Eleven small bombs, detonated at popular tourist spots, in locations spread across southern Thailand. Who would carry out such an attack, and why?

The Thai police have ruled out any links to international terrorism. They also dismissed the likelihood that it was the separatist insurgent groups which have been fighting the Thai armed forces in the three Malay-Muslim provinces on the Thai-Malaysian border for the past 12 years.

Government spokesmen have instead described these attacks as "domestic sabotage", and hinted that the most likely perpetrators are those who lost out in the referendum last Sunday.

That vote approved a new constitution which entrenches long-term military influence in Thai politics, and was opposed by the party of ousted Prime Minister Yingluck Shinawatra, and her so-called "red-shirt" supporters.

The clear hint from the military is that this is where they will direct their investigation.

But while there were small armed groups on the fringe of the red-shirt movement which carried out sporadic attacks in the turmoil leading up to the 2014 coup, they have done nothing since then, and the military has kept a close watch on them.
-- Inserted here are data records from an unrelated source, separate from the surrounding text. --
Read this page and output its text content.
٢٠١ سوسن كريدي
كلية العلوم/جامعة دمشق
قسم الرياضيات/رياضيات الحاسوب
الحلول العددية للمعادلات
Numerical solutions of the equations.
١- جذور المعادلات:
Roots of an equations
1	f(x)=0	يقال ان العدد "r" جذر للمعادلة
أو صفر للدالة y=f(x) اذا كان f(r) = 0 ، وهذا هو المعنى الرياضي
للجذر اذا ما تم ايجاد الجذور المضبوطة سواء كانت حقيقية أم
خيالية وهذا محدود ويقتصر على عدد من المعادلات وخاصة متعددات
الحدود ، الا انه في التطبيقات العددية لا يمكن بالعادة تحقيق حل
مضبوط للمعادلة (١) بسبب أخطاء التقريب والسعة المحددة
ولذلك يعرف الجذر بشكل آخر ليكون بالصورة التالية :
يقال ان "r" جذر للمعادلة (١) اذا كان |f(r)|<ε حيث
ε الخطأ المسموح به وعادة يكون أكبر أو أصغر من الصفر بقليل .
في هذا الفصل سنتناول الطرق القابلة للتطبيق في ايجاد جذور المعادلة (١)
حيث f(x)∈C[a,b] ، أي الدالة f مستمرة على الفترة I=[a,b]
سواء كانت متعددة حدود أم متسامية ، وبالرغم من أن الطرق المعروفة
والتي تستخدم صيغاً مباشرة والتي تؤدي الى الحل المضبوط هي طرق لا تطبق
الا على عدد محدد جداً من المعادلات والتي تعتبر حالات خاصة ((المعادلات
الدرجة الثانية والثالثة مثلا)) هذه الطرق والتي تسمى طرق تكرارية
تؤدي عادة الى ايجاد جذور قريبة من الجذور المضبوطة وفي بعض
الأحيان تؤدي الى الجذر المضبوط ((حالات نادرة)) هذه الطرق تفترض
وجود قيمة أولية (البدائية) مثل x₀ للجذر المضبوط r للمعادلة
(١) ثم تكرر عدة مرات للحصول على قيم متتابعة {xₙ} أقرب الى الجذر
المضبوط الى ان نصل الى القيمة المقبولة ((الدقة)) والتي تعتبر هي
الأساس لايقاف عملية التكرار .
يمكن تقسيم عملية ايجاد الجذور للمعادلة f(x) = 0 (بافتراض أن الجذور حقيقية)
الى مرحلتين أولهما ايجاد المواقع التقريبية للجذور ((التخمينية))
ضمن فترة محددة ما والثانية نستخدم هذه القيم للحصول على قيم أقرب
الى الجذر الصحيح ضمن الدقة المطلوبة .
Such co-ordinated attacks in a region where the red shirts have almost no presence would appear to be beyond them. But they cannot be ruled out.

Image source, Reuters
Image caption,

Insurgent attacks - such as this bombing in Pattani in July - have largely been restricted to Thailand's southernmost provinces

By contrast the style of the attacks - twin bombings, catching those who gather to look at the first blast - are very typical of the insurgents, loosely led by the separatist Barisan Revolusi Nasional (BRN) movement in the three southernmost provinces.

So are the arson attacks we are also now hearing about, last night. Even the Thai police chief, Gen Chakthip Chaijinda, has now acknowledged a possible link to the deep south.

If this turns out to be the case, it would mark a significant escalation of the BRN's operations.

The southern insurgency has continued for 12 years and killed more than 6,000 people, but has rarely spread outside the three Malay-Muslim provinces, and almost never targeted Thailand's many tourist hotspots.

Targeting a royal town, Hua Hin, the favoured retreat of the royal family, and on a day when many Thais are celebrating Queen Sirikit's 84th birthday, is also significant.

Whoever carried out these attacks, they surely intended to send a message, shaking public confidence in the military's ability to maintain peace and order.